Leading-Edge Thinking is Encouraged One successful leading-edge sustainability project completed for the fall 2011 semester was the construction of TerraHaus, the first student residence hall in the United States built to the Passive House standard. This standard is widely considered to be among the most energy efficient building standards on Earth. TerraHaus residence hall uses passive solar techniques to heat the building with sunlight, requiring little or no active heating system. “The TerraHaus was a great achievement for our campus – not just in its superior energy performance, but the way we approached the design and student engagement process,” Pyles said. “We were able to involve students and other constituent groups early and often in the design phase of the TerraHaus. We even taught a ‘Passive House’ class that connected the building performance characteristics of the TerraHaus to state home weatherization incentives for members of our local community.” Another recent project, “Pastured Poultry for Food Security,” was recently featured in a Kennebec Journal article. Unity College FFA students have partnered with Waldo County Technical Center’s FFA students to raise chickens on Unity’s campus for local hunger relief efforts. Recently several sustainability successes at Unity College were featured on the AASHE Campus Sustainability Perspectives Blog, a leading sustainability blog focused on American higher education. AASHE’s latest review includes sustainability at Unity College. The review quantifies successes in the higher education sustainability movement while looking at the challenges ahead. Unity’s sustainability program is comprehensive, seeking to engage the entire College community on a daily basis in projects large and small.

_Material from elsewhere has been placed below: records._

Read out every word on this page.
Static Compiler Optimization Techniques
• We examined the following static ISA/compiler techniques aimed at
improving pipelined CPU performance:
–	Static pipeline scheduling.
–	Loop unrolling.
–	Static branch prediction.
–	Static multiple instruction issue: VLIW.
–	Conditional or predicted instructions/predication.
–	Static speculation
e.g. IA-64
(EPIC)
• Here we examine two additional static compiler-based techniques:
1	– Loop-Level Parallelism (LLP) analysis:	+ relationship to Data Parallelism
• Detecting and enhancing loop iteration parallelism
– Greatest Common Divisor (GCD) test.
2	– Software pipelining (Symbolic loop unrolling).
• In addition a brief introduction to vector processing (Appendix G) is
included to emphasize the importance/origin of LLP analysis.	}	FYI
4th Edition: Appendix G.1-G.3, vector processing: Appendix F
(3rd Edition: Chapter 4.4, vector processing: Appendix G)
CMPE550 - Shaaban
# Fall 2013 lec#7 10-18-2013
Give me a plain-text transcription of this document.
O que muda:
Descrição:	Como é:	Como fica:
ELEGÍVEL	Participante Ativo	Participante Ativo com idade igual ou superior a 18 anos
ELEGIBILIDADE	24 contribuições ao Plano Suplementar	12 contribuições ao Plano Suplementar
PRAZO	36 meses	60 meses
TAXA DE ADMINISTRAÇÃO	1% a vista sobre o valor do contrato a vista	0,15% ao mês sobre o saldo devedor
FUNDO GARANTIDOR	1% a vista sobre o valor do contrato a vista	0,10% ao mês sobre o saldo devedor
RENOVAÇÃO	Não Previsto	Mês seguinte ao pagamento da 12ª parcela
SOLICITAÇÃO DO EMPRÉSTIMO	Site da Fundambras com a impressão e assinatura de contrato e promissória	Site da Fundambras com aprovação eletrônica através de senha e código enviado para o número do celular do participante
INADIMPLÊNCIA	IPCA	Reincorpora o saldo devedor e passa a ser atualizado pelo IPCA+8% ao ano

Progress is an Every Day Event The activity of the sustainability office is quite varied from day to day. One recent day, staff and students in the office hosted a visiting high school group, built a compost bin, collected and sored recycling from every building, conducted a site assessment for a new campus greenhouse; completed student employee evaluations; drafted a blog post on building energy use; scheduled a campus onion transplanting; reviewed raw footage for a sustainability tour video; planned for an upcoming community meal; piloted a new online greenhouse gas inventory calculator … and more. “We want to emphasize that the sustainability work of our small college is really an important tool for delivering a meaningful education,” noted Pyles. “Our academic focus on the environment predisposes Unity College to sustainability in operations. But we also want all of our students to have a rich experience that emphasizes multiple facets of sustainability and complements any course of study.”